I brought my other hand from behind my back. “Not for you, but I do have a large chai from Eric’s.” I handed the cup across the table to her.

“How did you know I needed this?” She took a long drink through the sippy-cup lid.

I’d bought myself a large dark-roast coffee. I took a drink and set the cup on the table. “Because when I stopped at Eric’s he said you’d been in first thing. I figured you’d be ready for another cup by now.”

“You figured right.

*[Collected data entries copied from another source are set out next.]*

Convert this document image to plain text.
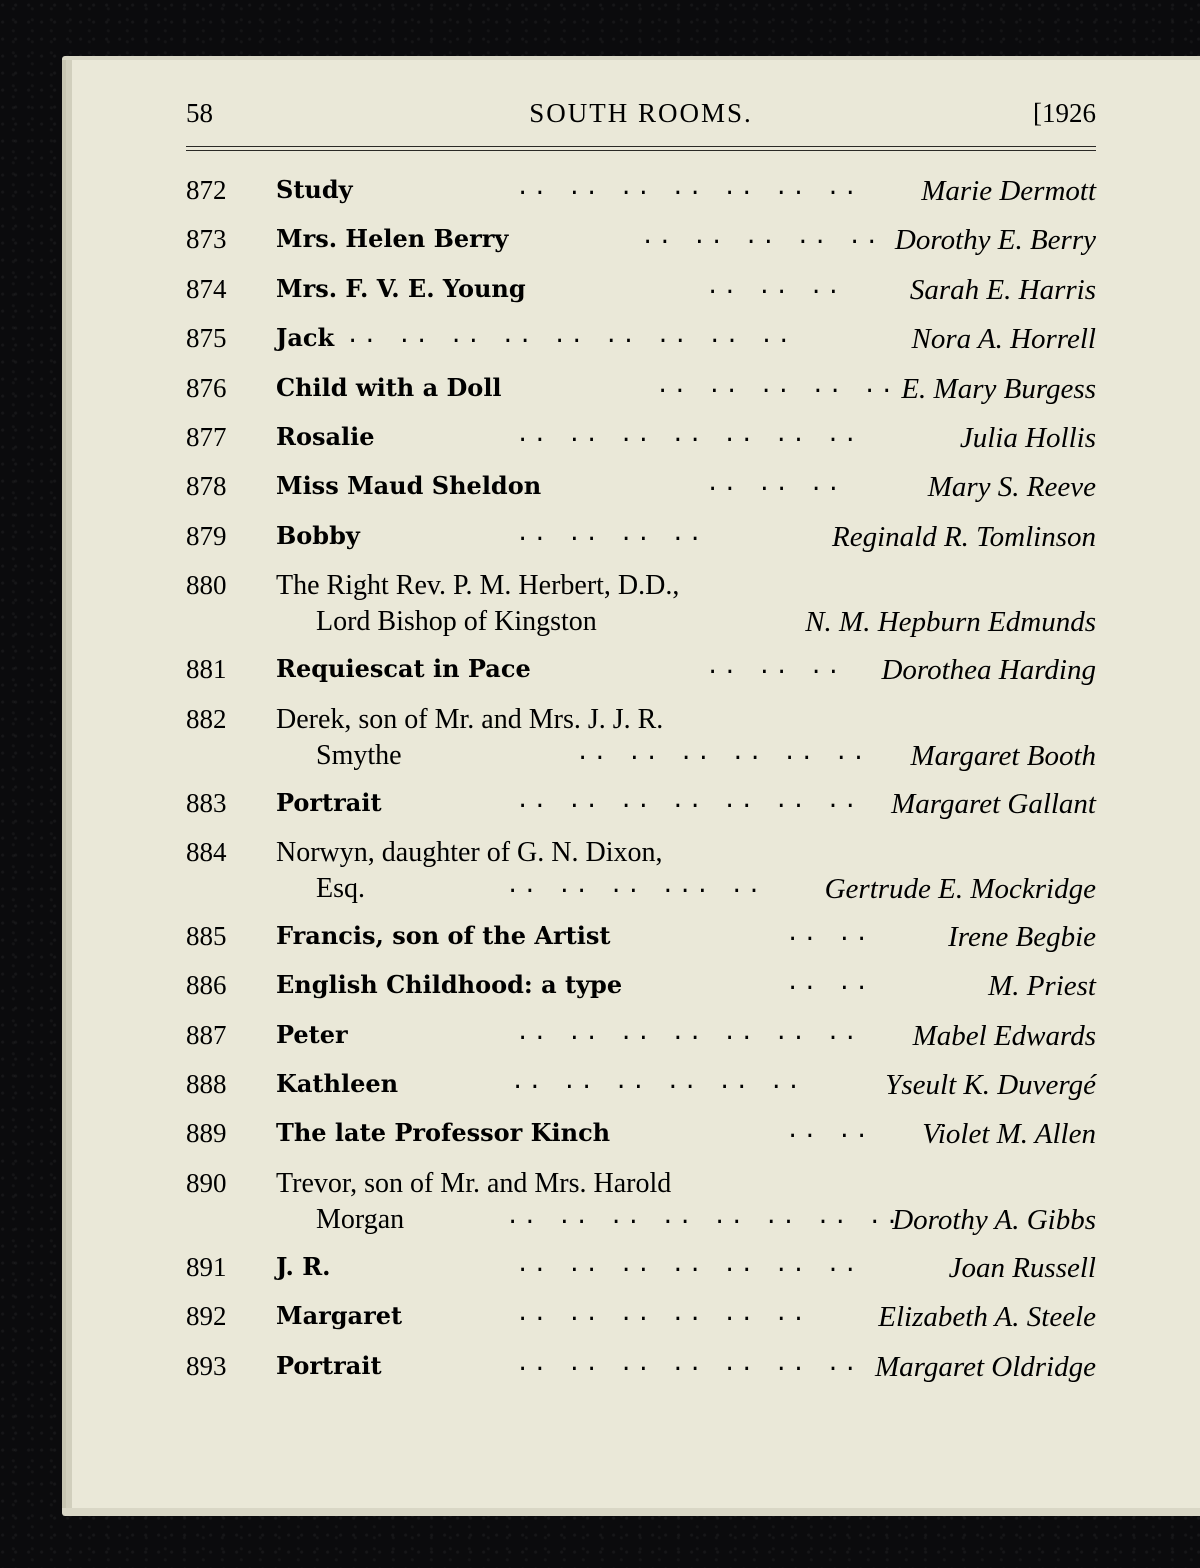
58	SOUTH ROOMS.	[1926
872 Study	.. .. .. .. .. .. .. Marie Dermott
873 Mrs. Helen Berry	.. .. .. .. .. Dorothy E. Berry
874 Mrs. F. V. E. Young	.. .. .. Sarah E. Harris
875 Jack .. .. .. .. .. .. .. .. ..	Nora A. Horrell
876 Child with a Doll	.. .. .. .. .. E. Mary Burgess
877 Rosalie	.. .. .. .. .. .. ..	Julia Hollis
878 Miss Maud Sheldon	.. .. ..	Mary S. Reeve
879 Bobby	.. .. .. ..	Reginald R. Tomlinson
880 The Right Rev. P. M. Herbert, D.D.,
Lord Bishop of Kingston	N. M. Hepburn Edmunds
881 Requiescat in Pace	.. .. .. Dorothea Harding
882 Derek, son of Mr. and Mrs. J. J. R.
Smythe	.. .. .. .. .. .. Margaret Booth
883 Portrait	.. .. .. .. .. .. .. Margaret Gallant
884 Norwyn, daughter of G. N. Dixon,
Esq.	.. .. .. ... .. Gertrude E. Mockridge
885 Francis, son of the Artist	.. ..	Irene Begbie
886 English Childhood: a type	.. ..	M. Priest
887 Peter	.. .. .. .. .. .. .. Mabel Edwards
888 Kathleen	.. .. .. .. .. ..	Yseult K. Duvergé
889 The late Professor Kinch	.. .. Violet M. Allen
890 Trevor, son of Mr. and Mrs. Harold
Morgan	.. .. .. .. .. .. .. ..
Dorothy A. Gibbs
891 J. R.	.. .. .. .. .. .. ..	Joan Russell
892 Margaret	.. .. .. .. .. .. Elizabeth A. Steele
893 Portrait	.. .. .. .. .. .. .. Margaret Oldridge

Thank you.” She unfolded the top of the paper bag and peered inside. “I love banana bread.” She broke off a bite. “So what was bugging you last night? You weren’t making banana bread just for the fun of it, were you?”

“No.”

“So?”

“So I have a meeting tonight with Everett about the library renovation.”

“You know he’s going to back you.”

I scraped at a blob of dried paint on the table. “He could just end my contract.”

She shook her head. “Not going to happen. Next problem.”

“My father is going to be a flea,” I said.

Maggie almost choked on the banana bread. “He’s going to be a flea or he has fleas?”

“Ha, ha, very funny,” I said. “My father is going to play a flea in a TV commercial that will probably be seen all over the country.”

“Oh, c’mon, it’s not that bad.”

“It was my sophomore year when he did the cereal commercial where he was the dried-out, dancing, singing raisin.”

She opened her mouth and I held out my hand. “Do not sing that song if you ever want to eat another one of my brownies. Ever.”

She wisely popped another piece of banana bread in her mouth instead.

“Everyone was singing that song. Five of my friends dressed up as the shriveled raisin for Halloween. We did Secret Santa in the dorm. Guess what I got for my present.”

“You’re not in college anymore, Toto,” she said.

“Let’s change the subject. What are you working on?” I set my forearms on the table and leaned over to get a better look, albeit an upside-down look, at her current project.

“It’s a collage for Roma for the clinic. I’m using photos of the Wisteria Hill cats. And I’m hand coloring them. I was just going through the last batch of paper I made, looking for backgrounds, but there’s still something off about the layout.” She leaned back and studied her work spread out on a large sheet of Masonite. Then she shook her head and took another pull from her tea. “Oh, I’m assuming you heard about Ami.”

I nodded. “I drove Rebecca to the hospital to pick Ami up.”

“Eric feels awful.”

“It’s not his fault,” I said, straightening up to pick up my coffee. “Ami didn’t even know she had the allergy.”

“I’ve heard of being allergic to seafood and peanuts, but never poppy seeds.”

Suddenly I remembered Everett sitting at my kitchen table, turning down my offer of a muffin. “I have,” I said slowly. “Everett’s allergic to poppy seeds.”

“That makes sense,” Maggie said, dropping a chunk of banana bread in her mouth.

“It does?”

She held up a finger until she’d finished chewing and swallowed. “Well, yeah, since Everett is Ami’s grandfather.”

“What?”

“Yeah. You didn’t know?”

“No. Rebecca never said anything.”

Maggie knocked crumbs off her shirt. “Ami had some kind of fight with her grandfather, maybe seven or eight months ago. According to the town grapevine they haven’t spoken since then.”

“That’s sad,” I said.

“It is,” Maggie agreed. “Ami’s the only family Everett has.” She looked at me across the worktable and a small smile turned up the corners of her mouth.

“Stop smirking,” I said. “I get it. My dad’s going to play a flea on TV. So what?”